Sie fussen auf laufenden Meldungen der Spitäler an das Amt während der Pandemie: Wie viele Menschen sind wegen Corona neu hospitalisiert worden und wie viele daran gestorben. Diese Meldungen wurden unter Zeitdruck verfasst. Sie geben vor allem die glasklaren Fälle wieder, Nachmeldungen gab es regelmässig. Das BAG kommunizierte dies durchaus transparent.

Höhere Zahlen vom Bundesamt für Statistik

Jahr für Jahr zählen die Fachleute vom Bundesamt für Statistik (BFS), wer in der Schweiz woran gestorben ist. Basis sind auch hier die Meldungen von Ärztinnen und Ärzten sowie Spitälern. Allerdings werden diese Meldungen nicht direkt nach dem Tod der Person verfasst, sondern etwas später. Sie sind detaillierter und nach internationalen Standards kodiert. Das BFS zählt dann nach, bei wie vielen Toten welche Todesursache kodiert ist. So auch während der Corona-Pandemie.

Die Überraschung: Die Zahlen des BFS sind deutlich höher. Rechnet man die Jahre 2020, 2021 und 2022 zusammen, kommt man auf 19'365 Tote durch Corona. Das ist ein Drittel mehr als nach Angaben des Bundesamts für Gesundheit, in Zahlen: 5000 Tote mehr.

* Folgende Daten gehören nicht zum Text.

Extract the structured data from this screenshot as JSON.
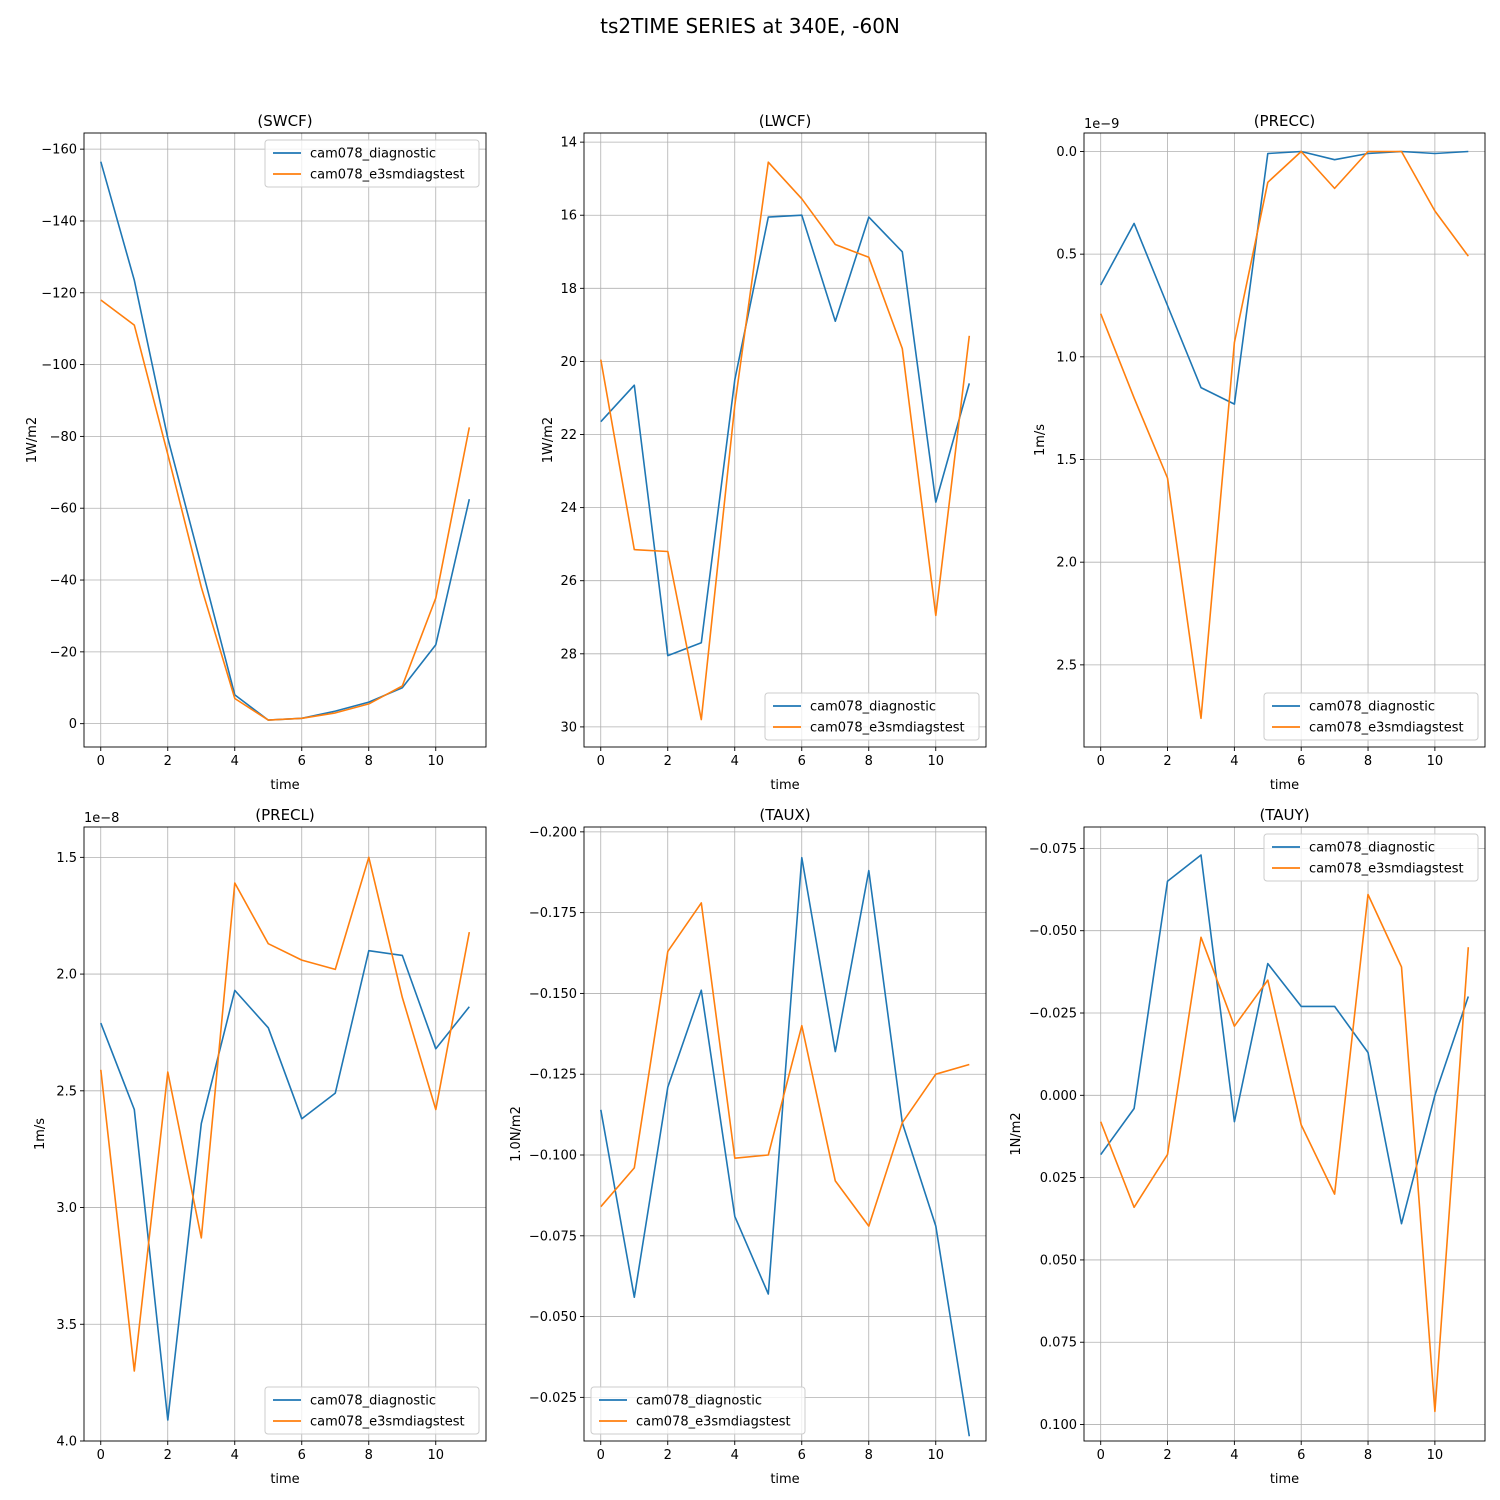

Im weltweiten Ranking rutscht die Schweiz auf Basis dieser Zahlen ab, sie landet bei 21 Toten auf 10'000 Einwohnende, fast gleichauf mit Deutschland.

Während der Pandemie waren die Todeszahlen eine der Kenngrössen, um zu ermessen, wie hart ein Land betroffen und wie wirksam allfällige Massnahmen waren. Deshalb scheint es stossend, dass die deutlich höheren Zahlen des BFS nach wie vor wenig bekannt sind. Auf den Referenzseiten im Netz tauchen sie gar nicht auf.